Idaga Hamus (also called Edaga Hamus and Sewha Sa'isi'e) is a town in the Saesi Tsaedaemba woreda of Misraqawi Zone of the Tigray Region of Ethiopia. It is located 97 kilometers north of Mekelle on "National Road 1" (now Ethiopian Highway 2), between Freweyni and Adigrat.

Geology and soils 
The following geological formations are present in this locality:
 Adigrat Sandstone
 Enticho Sandstone
The main geomorphic units, with corresponding soil types are:
 Enticho Sandstone plateau
 Associated soil types
 shallow sandy soils with an indurated layer which prevents rooting and drainage (Petric Plinthosol)
 moderately deep, (light) brown, loamy to loamy sandy soil (Chromic Cambisol, Arenic Luvisol, Arenic Lixisol)
 Inclusions
 complex of rock outcrops, very stony and very shallow soils ((Lithic) Leptosol)
 shallow, stony, dark greyish brown clay loams and sandy loams (Eutric Regosol and Cambisol)
 clays of floodplains with very high watertable with moderate to good natural fertility (Eutric Gleysol, Gleyic Cambisol)
 Idaga Hamus highlands
 Associated soil types
 shallow, very stony, silt loamy to loamy soils (Skeletic Cambisol, Leptic Cambisol, Skeletic Regosol)
 shallow, stony, dark greyish brown clay loams and sandy loams (Eutric Regosol and Cambisol)
 sandy clay loams to sands developed on sandy colluvium (Eutric Arenosol, Regosol, Cambisol)
 Inclusions
 complex of rock outcrops, very stony and very shallow soils ((Lithic) Leptosol)
 Deep dark cracking clays with very good natural fertility, waterlogged during the wet season (Chromic Vertisol, Pellic Vertisol)
 moderately deep, brown silty loamy to loamy soils (Eutric Luvisol)

Monuments 
A number of rock-hewn churches have been reported near this town which include: Debre Zakarios Giyorgis and Cherqos, a collapsed one at Dengelat, Guwahigot Yesus and Yohannes. 
The contemporary church of Maryam Techot in this town is located on the top of a stepped Aksumite platform about 2 meters high and with dressed-stone corner blocks. A monolithic pillar and other carved fragments in the area may have been salvaged from the Aksumite structure which originally stood on this platform.

History 
Records at the Nordic Africa Institute website provide details of the primary school in 1968. 

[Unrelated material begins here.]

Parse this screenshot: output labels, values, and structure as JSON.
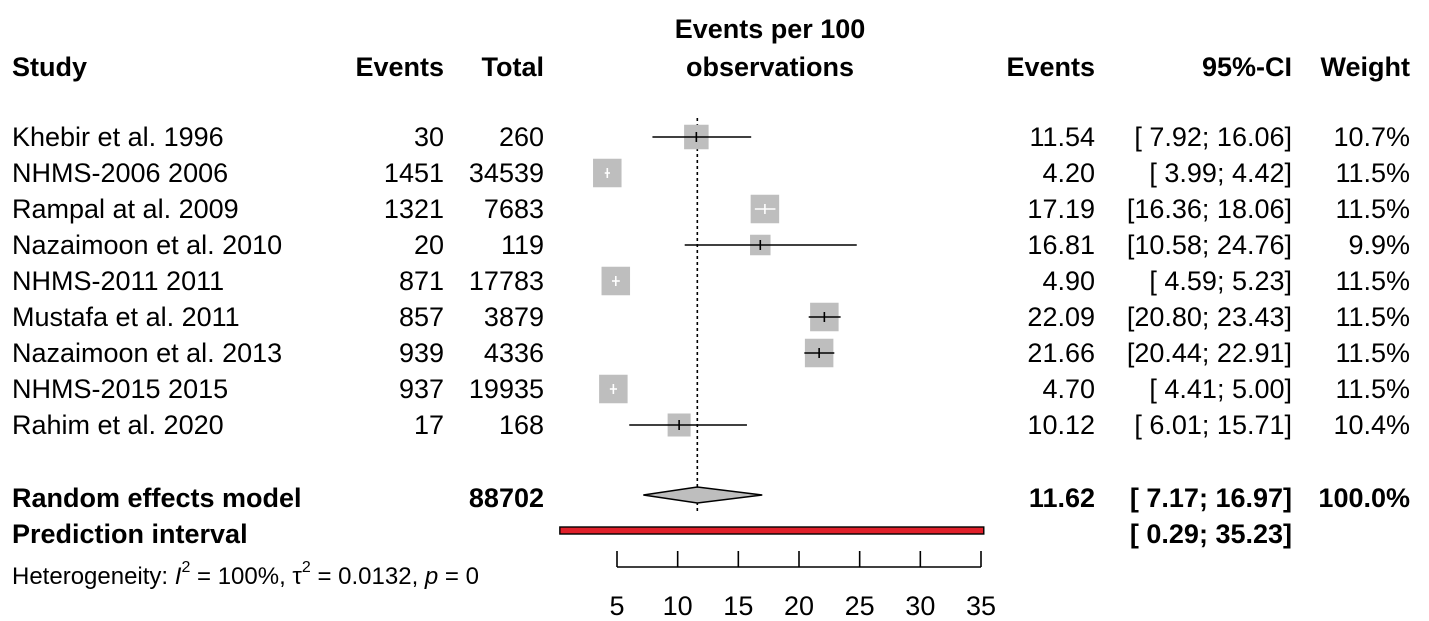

Idaga Hamus sheltered a significant number of refugees during the Eritrean-Ethiopian War of 1998-2000.

During the 2020-2021 Tigray War, attacks were carried out on Idaga Hamus by the joint Ethiopian and Eritrean armies. On 18 December 2020, an EEPA report stated that 37 civilians were killed by Eritrean troops in Mariam Dengelat. This follows further reports of Ethiopian ENDF soldiers shooting at unarmed civilians. On 19 December 2020, killings occurred in Idaga Hamus. Eritrean soldiers killed approximately 150 civilians, including a priest and women seeking refuge in a church, located 4 km to the west of Marieam Dengelat. The town and some rural villages (Maimegelta, Dengelat, Tsa'a and Hangoda) are under the control of Eritrean forces. The military is slaughtering the animals. People are starving to death.

Demographics 
Based on figures from the Central Statistical Agency in 2005, Idaga Hamus has an estimated total population of 8,474 of whom 3,962 are men and 4,512 are women. The 1994 census reported it had a total population of 4,883 of whom 2,110 were males and 2,773 were females. Together with Freweyni, it is one larger settlements in Saesi Tsaedaemba woreda.